Now in its fifth year, Duke’s BOOST (Building Opportunities and Overtures in Science and Technology) Program has been working with over 100 BOOST Scholars from sixth to tenth grade to change that. This multi-dimensional program for elementary and middle school students and teachers is designed to excite its students about science and inspire them to pursue careers in medicine and other biomedical professions. A main goal is to get the students to ask excellent science questions that will frame a solid research project. As the students get older, teamwork, leadership development, and travel experiences are emphasized.

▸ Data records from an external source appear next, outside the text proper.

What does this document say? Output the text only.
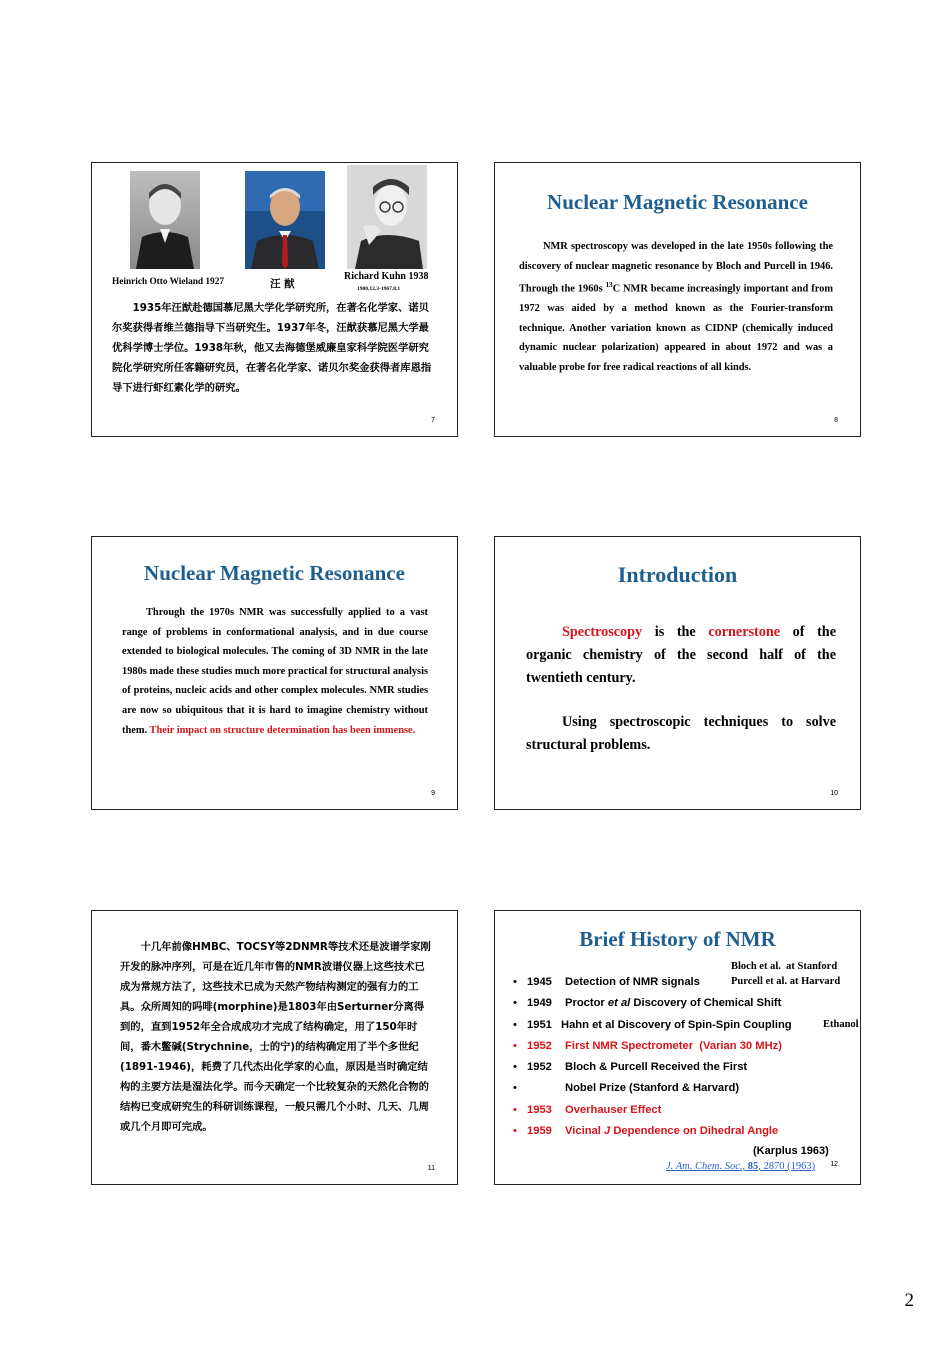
Heinrich Otto Wieland 1927	汪 猷
Richard Kuhn 1938
1900.12.3-1967.8.1
1935年汪猷赴德国慕尼黑大学化学研究所，在著名化学家、诺贝尔奖获得者维兰德指导下当研究生。1937年冬，汪猷获慕尼黑大学最优科学博士学位。1938年秋，他又去海德堡威廉皇家科学院医学研究院化学研究所任客籍研究员，在著名化学家、诺贝尔奖金获得者库恩指导下进行虾红素化学的研究。
7
Nuclear Magnetic Resonance
NMR spectroscopy was developed in the late 1950s following the discovery of nuclear magnetic resonance by Bloch and Purcell in 1946. Through the 1960s $^{13}$C NMR became increasingly important and from 1972 was aided by a method known as the Fourier-transform technique. Another variation known as CIDNP (chemically induced dynamic nuclear polarization) appeared in about 1972 and was a valuable probe for free radical reactions of all kinds.
8
Nuclear Magnetic Resonance
Through the 1970s NMR was successfully applied to a vast range of problems in conformational analysis, and in due course extended to biological molecules. The coming of 3D NMR in the late 1980s made these studies much more practical for structural analysis of proteins, nucleic acids and other complex molecules. NMR studies are now so ubiquitous that it is hard to imagine chemistry without them. Their impact on structure determination has been immense.
9
Introduction
Spectroscopy is the cornerstone of the organic chemistry of the second half of the twentieth century.
Using spectroscopic techniques to solve structural problems.
10
十几年前像HMBC、TOCSY等2DNMR等技术还是波谱学家刚开发的脉冲序列，可是在近几年市售的NMR波谱仪器上这些技术已成为常规方法了，这些技术已成为天然产物结构测定的强有力的工具。众所周知的吗啡(morphine)是1803年由Serturner分离得到的，直到1952年全合成成功才完成了结构确定，用了150年时间，番木鳖碱(Strychnine，士的宁)的结构确定用了半个多世纪(1891-1946)，耗费了几代杰出化学家的心血，原因是当时确定结构的主要方法是湿法化学。而今天确定一个比较复杂的天然化合物的结构已变成研究生的科研训练课程，一般只需几个小时、几天、几周或几个月即可完成。
11
Brief History of NMR
Bloch et al.  at Stanford
Purcell et al. at Harvard
Ethanol
• 1945 Detection of NMR signals
• 1949 Proctor et al Discovery of Chemical Shift
• 1951 Hahn et al Discovery of Spin-Spin Coupling
• 1952 First NMR Spectrometer  (Varian 30 MHz)
• 1952 Bloch & Purcell Received the First
• Nobel Prize (Stanford & Harvard)
• 1953 Overhauser Effect
• 1959 Vicinal J Dependence on Dihedral Angle
(Karplus 1963)
J. Am. Chem. Soc., 85, 2870 (1963) 12
2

Graduate and professional school students contribute to the program’s success in several ways by mentoring individual students, leading BOOST scholar research teams, serving as content experts for science classes at the program’s partner schools, and guiding groups of BOOST scholars during campus immersion experiences. If this program has captured your interest, apply to be a BOOST Coach or Teaching Associate. Support from the Howard Hughes Medical Institute, the Burroughs Wellcome Fund, President Brodhead, and Chancellor Dzau, allows the program to offer $1800 stipends to all participating Coaches and Teaching Associates.